Innerhalb der langen und produktiven Karriere von Gustav Deutsch gibt es auch wichtige Überlegungen zur siebten Kunst selbst. Und so ist sein bekanntestes Werk die zwischen 1996 und 1998 entstandene Trilogie Film Ist…, ein interessanter und subjektiver Versuch – als Antwort auf das, was André Bazin in seinem Qu’est-ce que le cinéma? -, die Filmkunst durch eine gekonnte Montage von österreichischen und deutschen Filmen aus den Archiven von Filmbibliotheken zu definieren.

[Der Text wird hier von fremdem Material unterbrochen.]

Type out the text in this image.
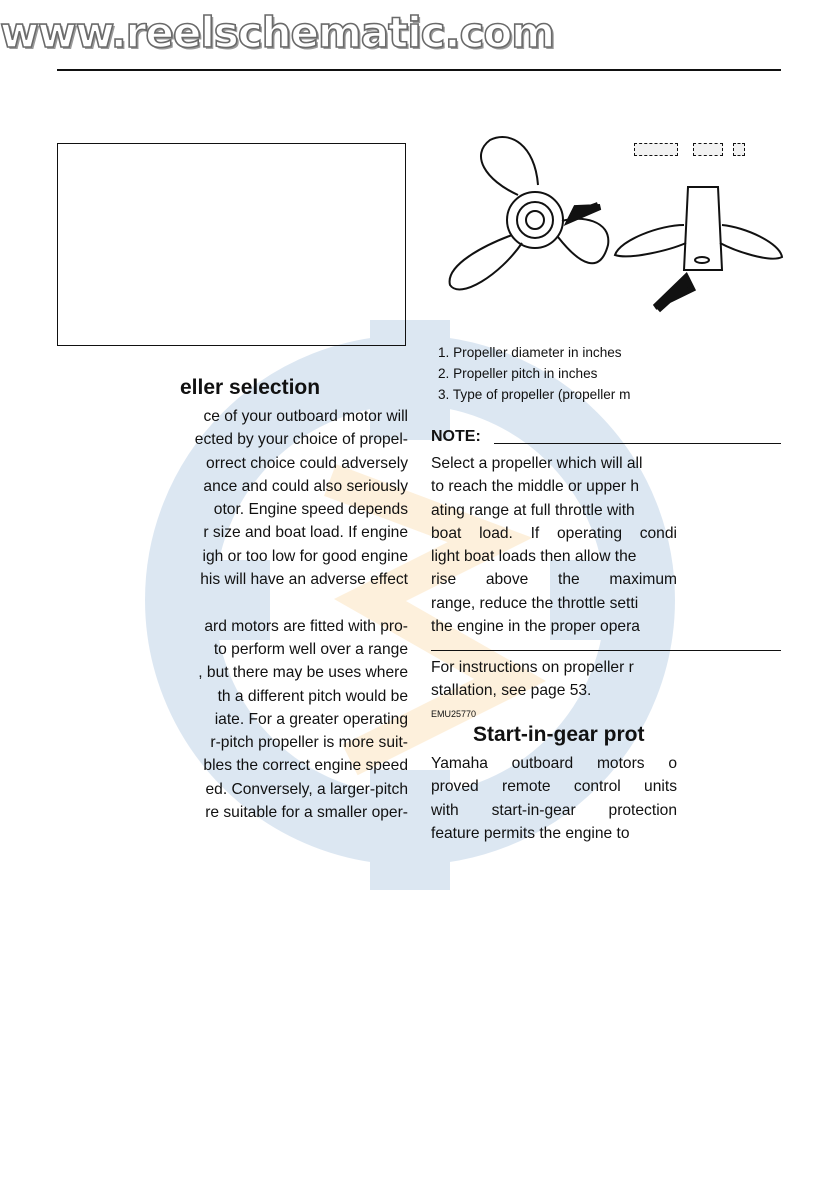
www.reelschematic.com
eller selection
ce of your outboard motor will
ected by your choice of propel-
orrect choice could adversely
ance and could also seriously
otor. Engine speed depends
r size and boat load. If engine
igh or too low for good engine
his will have an adverse effect
ard motors are fitted with pro-
to perform well over a range
, but there may be uses where
th a different pitch would be
iate. For a greater operating
r-pitch propeller is more suit-
bles the correct engine speed
ed. Conversely, a larger-pitch
re suitable for a smaller oper-
1. Propeller diameter in inches
2. Propeller pitch in inches
3. Type of propeller (propeller m
NOTE:
Select a propeller which will all
to reach the middle or upper h
ating range at full throttle with
boat load. If operating condi
light boat loads then allow the
rise above the maximum
range, reduce the throttle setti
the engine in the proper opera
For instructions on propeller r
stallation, see page 53.
EMU25770
Start-in-gear prot
Yamaha outboard motors o
proved remote control units
with start-in-gear protection
feature permits the engine to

Und wenn der Regisseur in den letzten Jahren seiner Karriere unsere Augen erfreut hat – während er wichtige Reflexionen über das Leben, den Tod, die Einsamkeit des Menschen, die Geschichte der Vereinigten Staaten von Amerika und den Beruf des Schauspielers inszenierte – mit dem wunderschönen Shirley – Visions of Reality (2013), in dem dreizehn berühmte Gemälde des amerikanischen Malers Edward Hopper nachgestellt und inszeniert wurden, können wir in Anbetracht seiner umfangreichen Filmografie sehen, wie es Gustav Deutsch gelungen ist, ein riesiges Fresko unserer Gesellschaft, unserer Geschichte und unserer Art zu sein und zu handeln zu schaffen und damit zu einem der wichtigsten Namen des zeitgenössischen Avantgarde-Kinos zu werden. Wir werden seinen Blick sicher vermissen. Einen Blick auf die Welt, der vielleicht in Zukunft wieder von Hanna Schimek vertreten wird, seiner Partnerin, die immer an seiner Seite gearbeitet hat. Möge sie nun diese wichtige Verantwortung übernehmen. Und in der Zwischenzeit können wir uns nur vorstellen, wie sie allein in einem leeren Kinosaal sitzt. So wie es in Hoppers Gemälde Intermission (1963) geschieht, das Gustav Deutsch so gut rekonstruiert hat.